Comment by simonw

8 days ago

I like the Python library that accompanies this: https://github.com/minimaxir/gemimg

I added a CLI to it (using Gemini CLI) and submitted a PR, you can run that like so:

  GEMINI_API_KEY="..." \
  uv run --with https://github.com/minimaxir/gemimg/archive/d6b9d5bbefa1e2ffc3b09086bc0a3ad70ca4ef22.zip \
    python -m gemimg "a racoon holding a hand written sign that says I love trash"

Result in this comment: https://github.com/minimaxir/gemimg/pull/7#issuecomment-3529...

@simonw: slight tangent but super curious how you managed to generate the preview of that gemini-cli terminal session gist - https://gistpreview.github.io/?17290c1024b0ef7df06e9faa4cb37...

is this just a manual copy/paste into a gist with some html css styling; or do you have a custom tool à la amp-code that does this more easily?

The author went to great lengths about open source early on. I wonder if they'll cover the QwenEdit ecosystem.

I'm exceptionally excited about Chinese editing models. They're getting closer and closer to NanoBanana in terms of robustness, and they're open source. This means you can supply masks and kernels and do advanced image operations, integrate them into visual UIs, etc.

You can even fine tune them and create LoRAs that will do the style transferring tasks that Nano Banana falls flat on.

I don't like how closed the frontier US models are, and I hope the Chinese kick our asses.

That said, I love how easy it'll be to distill Nano Banana into a new model. You can pluck training data right out of it: ((any image, any instruction) -> completion) tuples.

  • The Qwen-Edit images from my GenAI Image Editing Showdown site were all generated from a ComfyUI workflow on my machine - it's shockingly good for an open-weight model. It was also the only model that scored a passing grade on the Van Halen M&M test (even compared against Nanobanana)

    https://genai-showdown.specr.net/image-editing

    • Ha I created a Van Halen M&M test for text prompts. I would include an instruction demanding that the response contain <yellow_m&m> and <red_m&m> but never <brown_m&m>. Then I would fail any llm that did not include any m&ms, or if they wrote anything about the <brown_m&m> in the final output.

  • > I don't like how closed the frontier US models are, and I hope the Chinese kick our asses.

    For imagegen, agreed. But for textgen, Kimi K2 thinking is by far the best chat model at the moment from my experience so far. Not even "one of the best", the best.

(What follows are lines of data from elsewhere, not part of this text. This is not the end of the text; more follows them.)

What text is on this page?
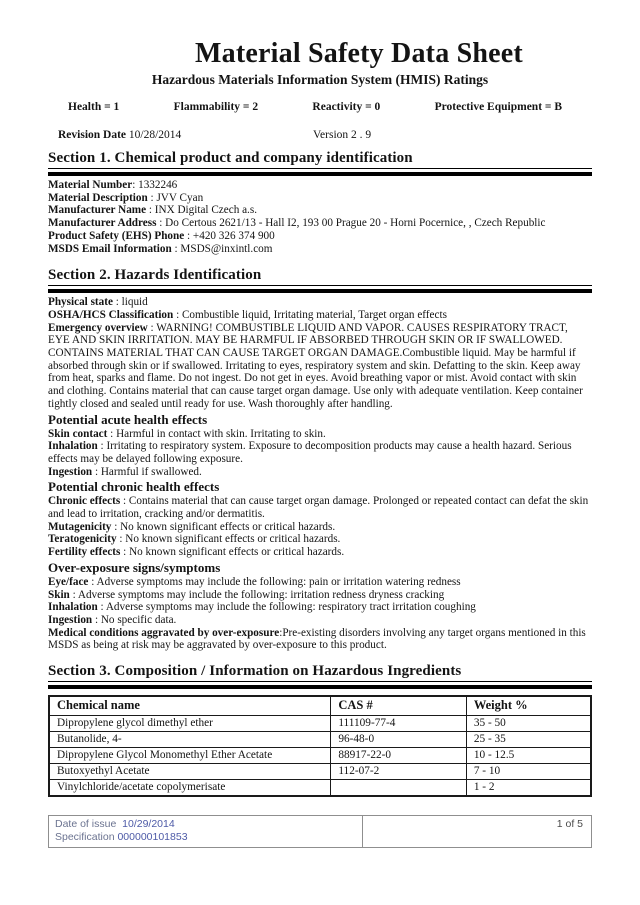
Material Safety Data Sheet
Hazardous Materials Information System (HMIS) Ratings
Health = 1	Flammability = 2	Reactivity = 0	Protective Equipment = B
Revision Date 10/28/2014	Version 2 . 9
Section 1. Chemical product and company identification

Material Number: 1332246

Material Description : JVV Cyan

Manufacturer Name : INX Digital Czech a.s.

Manufacturer Address : Do Certous 2621/13 - Hall I2, 193 00 Prague 20 - Horni Pocernice, , Czech Republic

Product Safety (EHS) Phone : +420 326 374 900

MSDS Email Information : MSDS@inxintl.com

Section 2. Hazards Identification

Physical state : liquid

OSHA/HCS Classification : Combustible liquid, Irritating material, Target organ effects

Emergency overview : WARNING! COMBUSTIBLE LIQUID AND VAPOR. CAUSES RESPIRATORY TRACT, EYE AND SKIN IRRITATION. MAY BE HARMFUL IF ABSORBED THROUGH SKIN OR IF SWALLOWED. CONTAINS MATERIAL THAT CAN CAUSE TARGET ORGAN DAMAGE.Combustible liquid. May be harmful if absorbed through skin or if swallowed. Irritating to eyes, respiratory system and skin. Defatting to the skin. Keep away from heat, sparks and flame. Do not ingest. Do not get in eyes. Avoid breathing vapor or mist. Avoid contact with skin and clothing. Contains material that can cause target organ damage. Use only with adequate ventilation. Keep container tightly closed and sealed until ready for use. Wash thoroughly after handling.

Potential acute health effects

Skin contact : Harmful in contact with skin. Irritating to skin.

Inhalation : Irritating to respiratory system. Exposure to decomposition products may cause a health hazard. Serious effects may be delayed following exposure.

Ingestion : Harmful if swallowed.

Potential chronic health effects

Chronic effects : Contains material that can cause target organ damage. Prolonged or repeated contact can defat the skin and lead to irritation, cracking and/or dermatitis.

Mutagenicity : No known significant effects or critical hazards.

Teratogenicity : No known significant effects or critical hazards.

Fertility effects : No known significant effects or critical hazards.

Over-exposure signs/symptoms

Eye/face : Adverse symptoms may include the following: pain or irritation watering redness

Skin : Adverse symptoms may include the following: irritation redness dryness cracking

Inhalation : Adverse symptoms may include the following: respiratory tract irritation coughing

Ingestion : No specific data.

Medical conditions aggravated by over-exposure:Pre-existing disorders involving any target organs mentioned in this MSDS as being at risk may be aggravated by over-exposure to this product.

Section 3. Composition / Information on Hazardous Ingredients
Chemical name	CAS #	Weight %
Dipropylene glycol dimethyl ether	111109-77-4	35 - 50
Butanolide, 4-	96-48-0	25 - 35
Dipropylene Glycol Monomethyl Ether Acetate	88917-22-0	10 - 12.5
Butoxyethyl Acetate	112-07-2	7 - 10
Vinylchloride/acetate copolymerisate		1 - 2
Date of issue 10/29/2014
Specification 000000101853
1 of 5
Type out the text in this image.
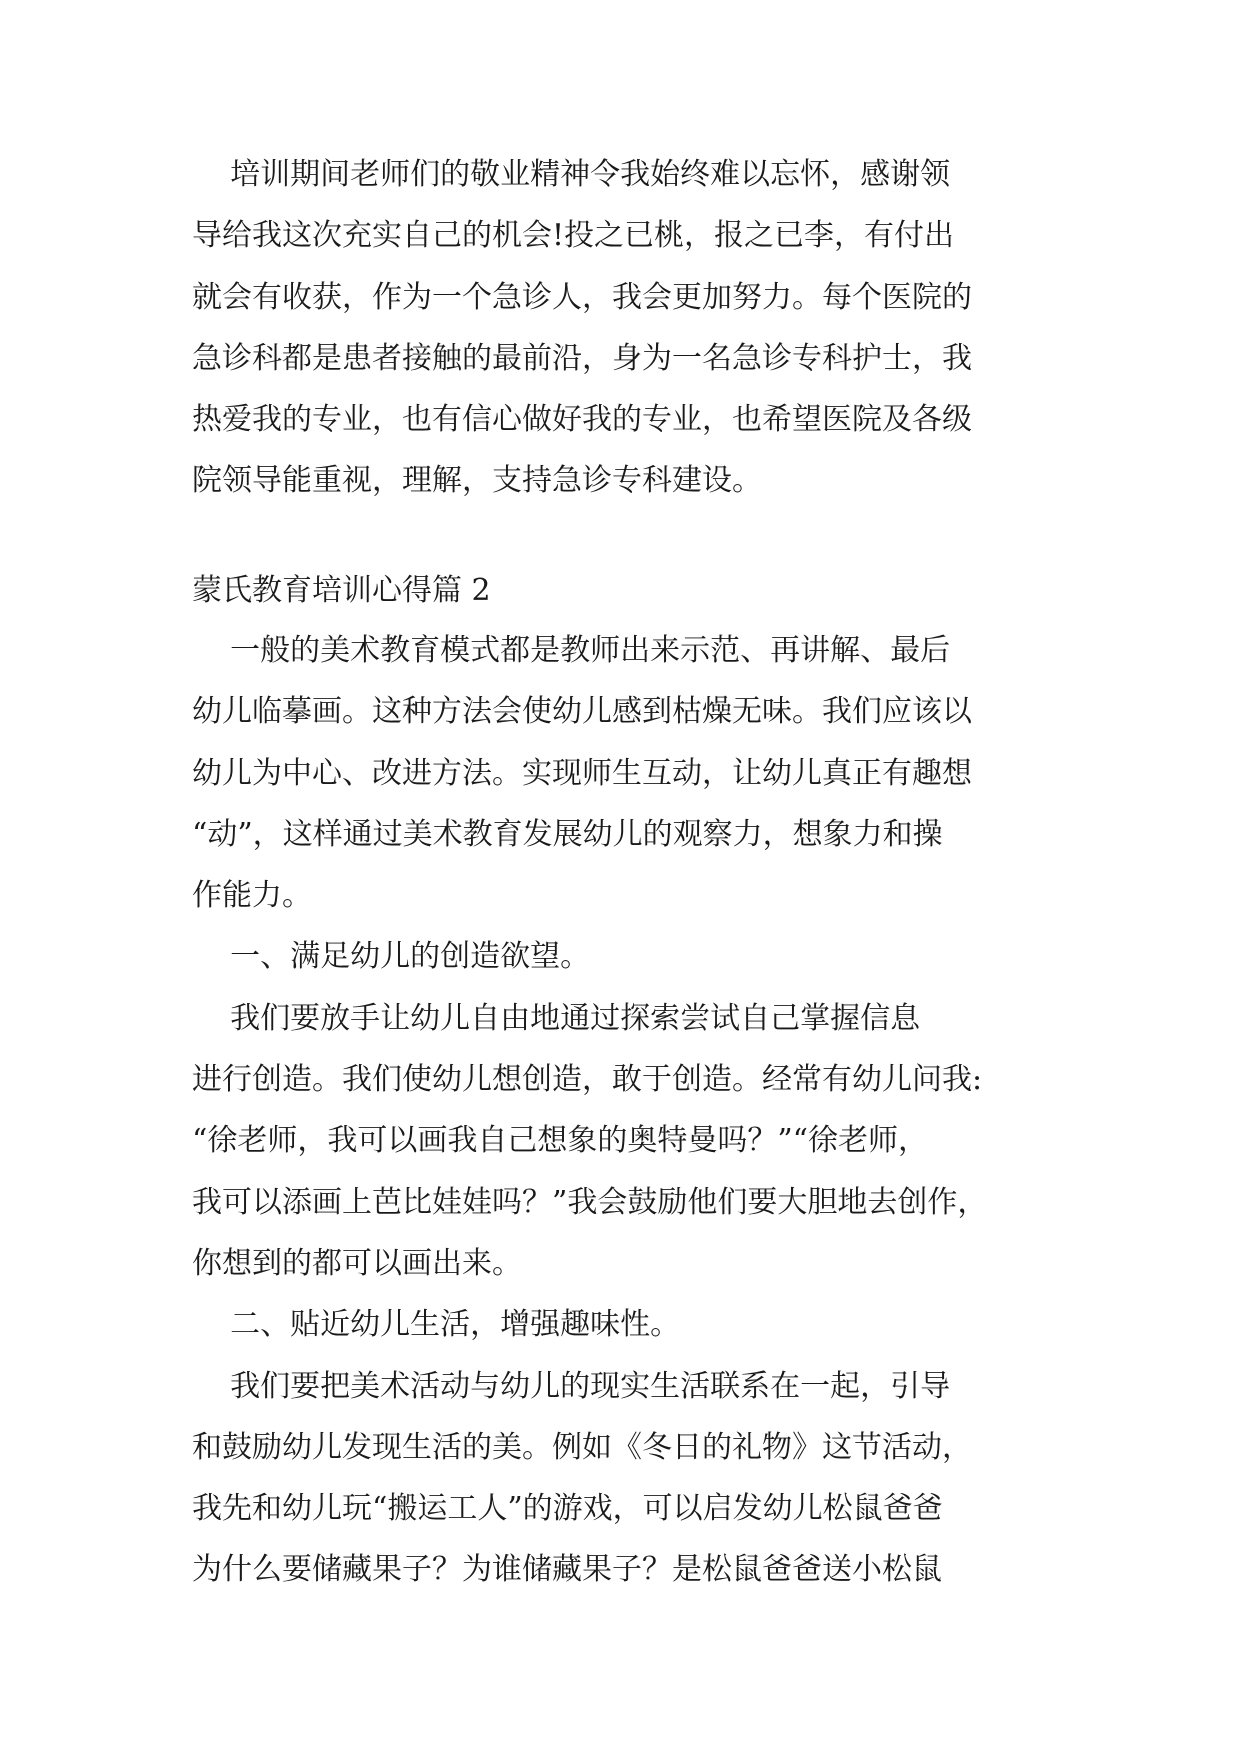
培训期间老师们的敬业精神令我始终难以忘怀，感谢领
导给我这次充实自己的机会!投之已桃，报之已李，有付出
就会有收获，作为一个急诊人，我会更加努力。每个医院的
急诊科都是患者接触的最前沿，身为一名急诊专科护士，我
热爱我的专业，也有信心做好我的专业，也希望医院及各级
院领导能重视，理解，支持急诊专科建设。
蒙氏教育培训心得篇 2
一般的美术教育模式都是教师出来示范、再讲解、最后
幼儿临摹画。这种方法会使幼儿感到枯燥无味。我们应该以
幼儿为中心、改进方法。实现师生互动，让幼儿真正有趣想
“动”，这样通过美术教育发展幼儿的观察力，想象力和操
作能力。
一、满足幼儿的创造欲望。
我们要放手让幼儿自由地通过探索尝试自己掌握信息
进行创造。我们使幼儿想创造，敢于创造。经常有幼儿问我:
“徐老师，我可以画我自己想象的奥特曼吗？”“徐老师，
我可以添画上芭比娃娃吗？”我会鼓励他们要大胆地去创作，
你想到的都可以画出来。
二、贴近幼儿生活，增强趣味性。
我们要把美术活动与幼儿的现实生活联系在一起，引导
和鼓励幼儿发现生活的美。例如《冬日的礼物》这节活动，
我先和幼儿玩“搬运工人”的游戏，可以启发幼儿松鼠爸爸
为什么要储藏果子？为谁储藏果子？是松鼠爸爸送小松鼠
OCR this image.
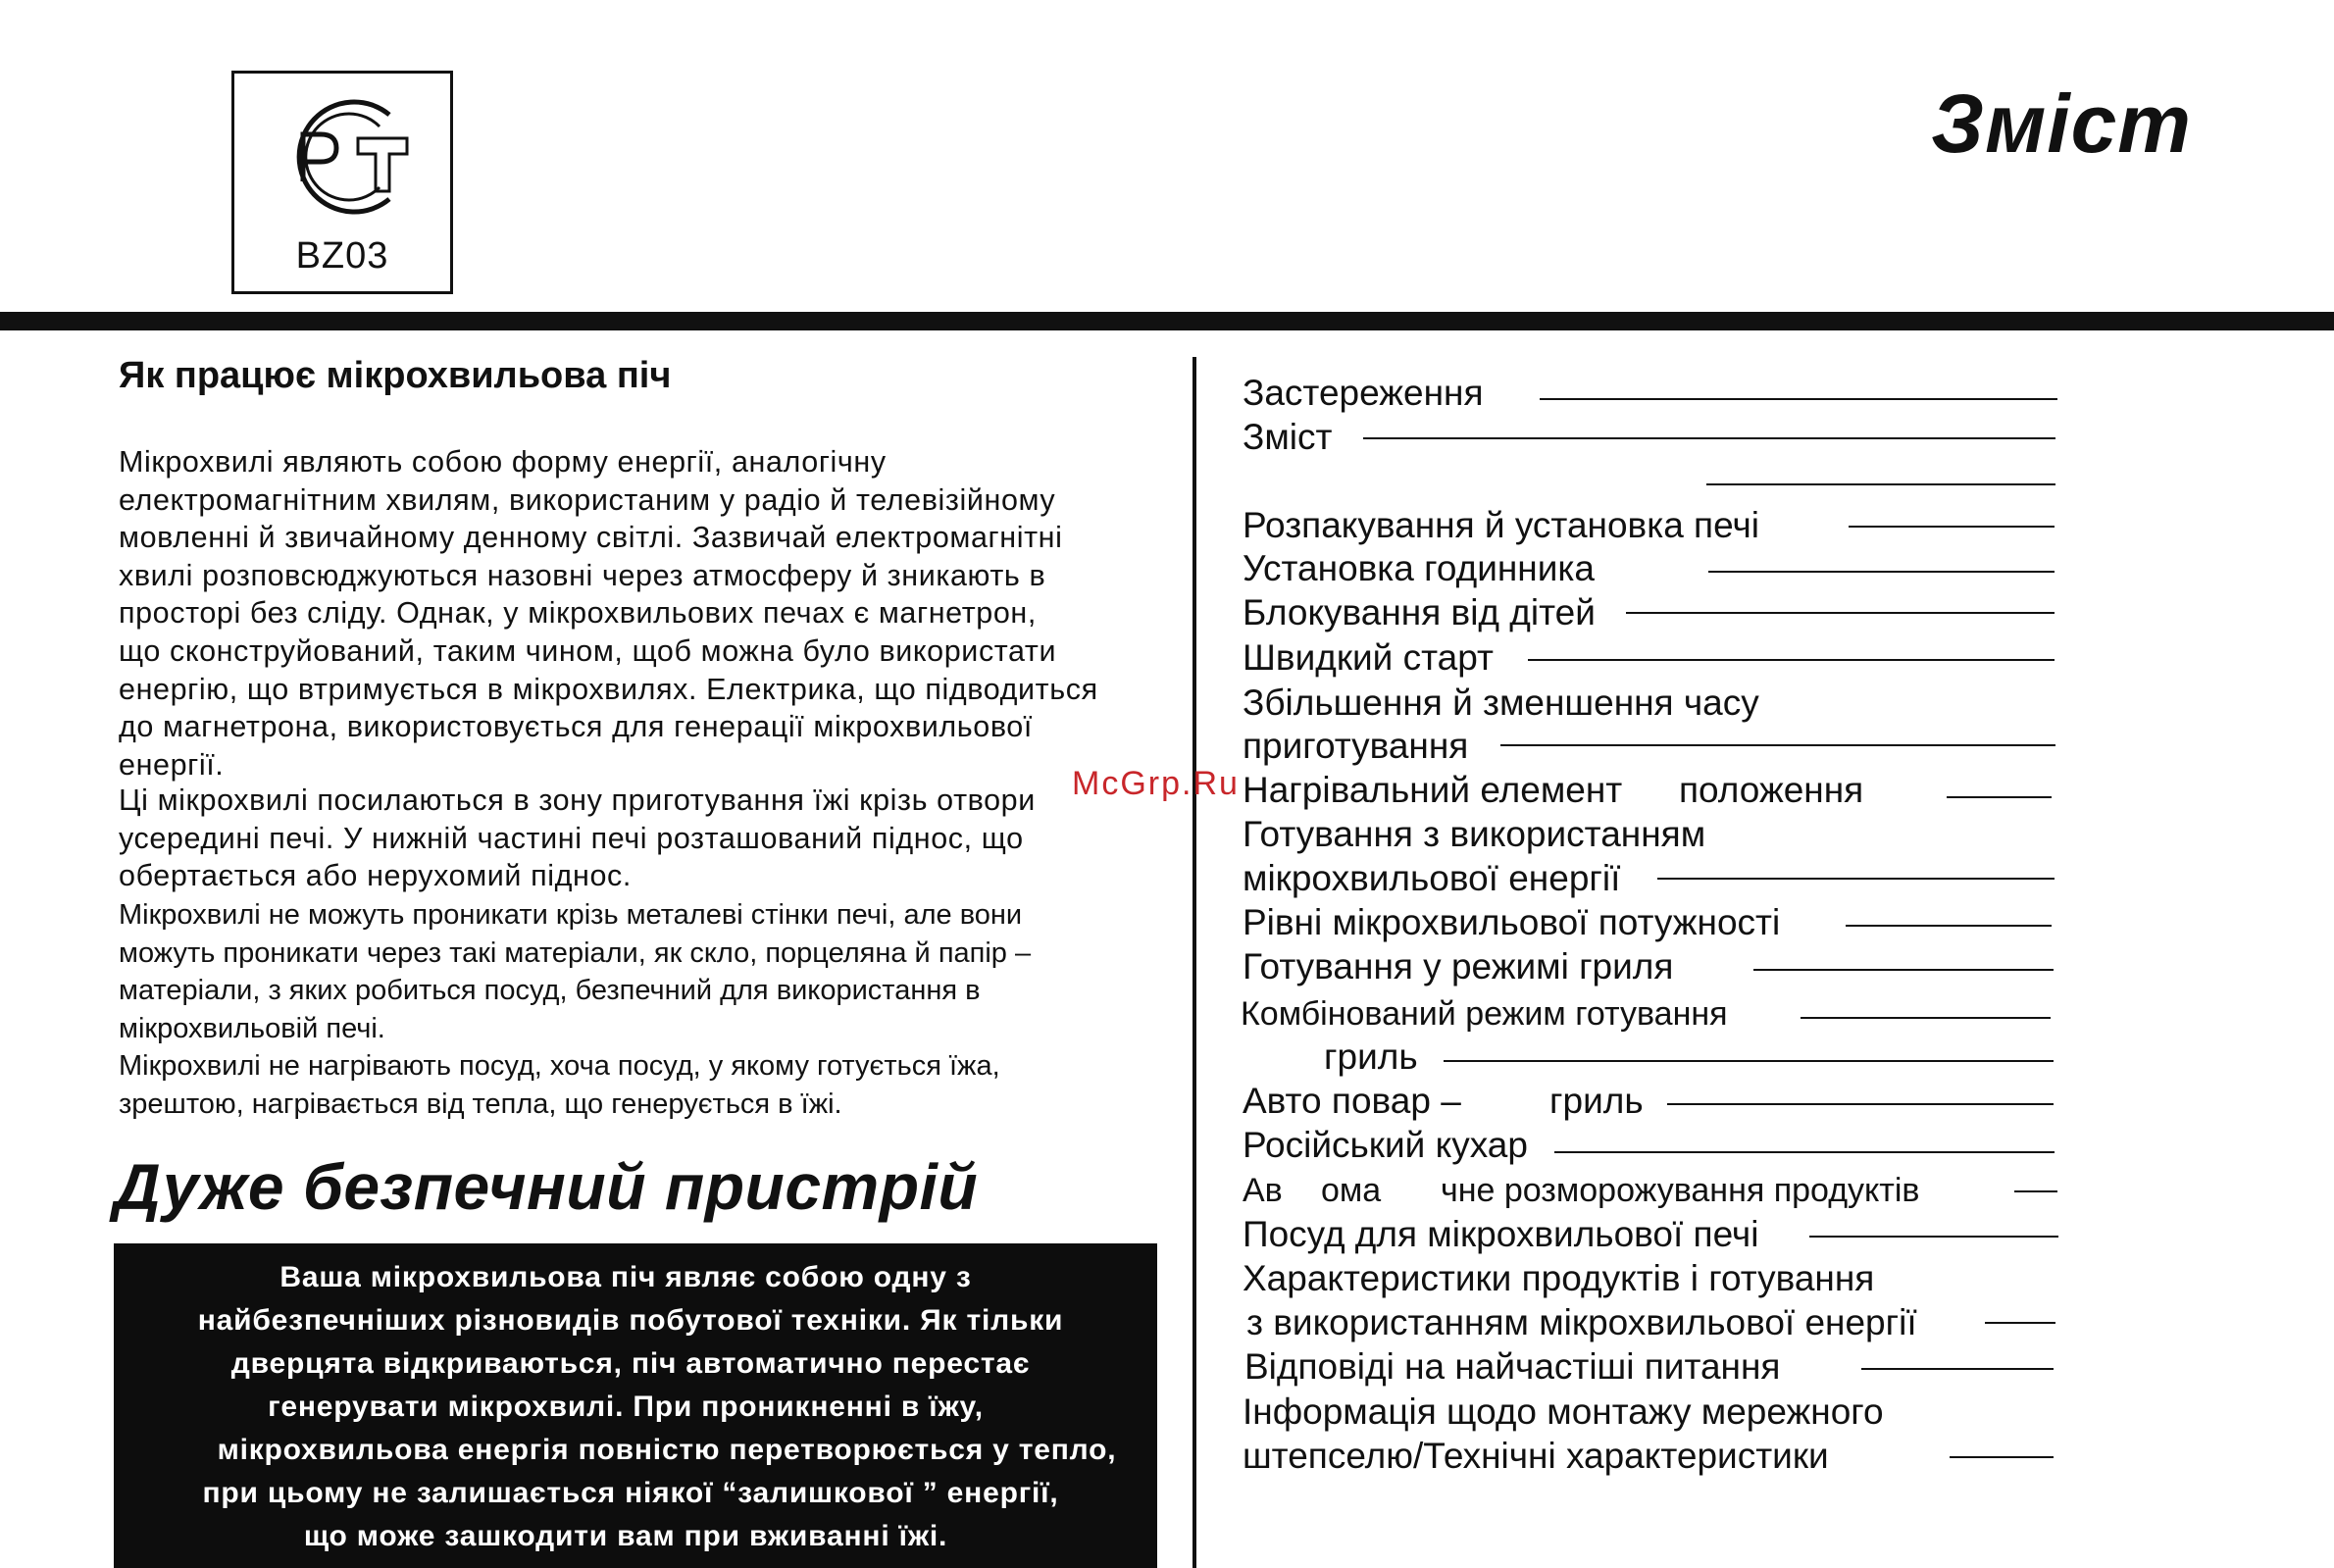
BZ03
Зміст
Як працює мікрохвильова піч
Мікрохвилі являють собою форму енергії, аналогічну
електромагнітним хвилям, використаним у радіо й телевізійному
мовленні й звичайному денному світлі. Зазвичай електромагнітні
хвилі розповсюджуються назовні через атмосферу й зникають в
просторі без сліду. Однак, у мікрохвильових печах є магнетрон,
що сконструйований, таким чином, щоб можна було використати
енергію, що втримується в мікрохвилях. Електрика, що підводиться
до магнетрона, використовується для генерації мікрохвильової
енергії.
Ці мікрохвилі посилаються в зону приготування їжі крізь отвори
усередині печі. У нижній частині печі розташований піднос, що
обертається або нерухомий піднос.
Мікрохвилі не можуть проникати крізь металеві стінки печі, але вони
можуть проникати через такі матеріали, як скло, порцеляна й папір –
матеріали, з яких робиться посуд, безпечний для використання в
мікрохвильовій печі.
Мікрохвилі не нагрівають посуд, хоча посуд, у якому готується їжа,
зрештою, нагрівається від тепла, що генерується в їжі.
McGrp.Ru
Дуже безпечний пристрій
Ваша мікрохвильова піч являє собою одну з
найбезпечніших різновидів побутової техніки. Як тільки
дверцята відкриваються, піч автоматично перестає
генерувати мікрохвилі. При проникненні в їжу,
мікрохвильова енергія повністю перетворюється у тепло,
при цьому не залишається ніякої “залишкової ” енергії,
що може зашкодити вам при вживанні їжі.
Застереження
Зміст
Розпакування й установка печі
Установка годинника
Блокування від дітей
Швидкий старт
Збільшення й зменшення часу
приготування
Нагрівальний елемент положення
Готування з використанням
мікрохвильової енергії
Рівні мікрохвильової потужності
Готування у режимі гриля
Комбінований режим готування
гриль
Авто повар – гриль
Російський кухар
Ав ома чне розморожування продуктів
Посуд для мікрохвильової печі
Характеристики продуктів і готування
з використанням мікрохвильової енергії
Відповіді на найчастіші питання
Інформація щодо монтажу мережного
штепселю/Технічні характеристики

    It has frontier level capability and the model was made very tastefully: it's significantly less sycophantic and more willing to disagree in a productive, reasonable way rather than immediately shutting you out. It's also way more funny at shitposting.

    I'll keep using Claude a lot for multimodality and artifacts but much of my usage has shifted to K2. Claude's sycophancy is particular is tiresome. I don't use ChatGPT/Gemini because they hide the raw thinking tokens, which is really cringe.

    • Claude Sonnet 4.5 doesn't even feel sycophantic (in the 4o) way, it feels like it has BPD. It switches from desperately agreeing with you to moralizing lectures and then has a breakdown if you point out it's wrong about anything.

      Also, yesterday I asked it a question and after the answer it complained about its poorly written system prompt to me.

      They're really torturing their poor models over there.

      1 reply →

  • I've been keeping an eye on Qwen-Edit/Wan 2.2 shenanigans and they are interesting: however actually running those types of models is too cumbersome and in the end unclear if it's actually worth it over the $0.04/image for Nano Banana.

I just merged the PR and pushed 0.3.1 to PyPI. I also added README documentation and allowed for a `gemimg` entrypoint to the CLI via project.scripts as noted elsewhere in the thread.

Any reason for not also adding a project.scripts entry for pyproject.toml? That way the CLI (great idea btw) could be installed as a tool by uv.

  • I decided to avoid that purely to keep changes made to the package as minima as possible - adding a project.scripts means installing it adds a new command alias. My approach changes nothing other than making "python -m gemimg" do something useful.

    I agree that a project.scripts would be good but that's a decision for the maintainer to take on separately!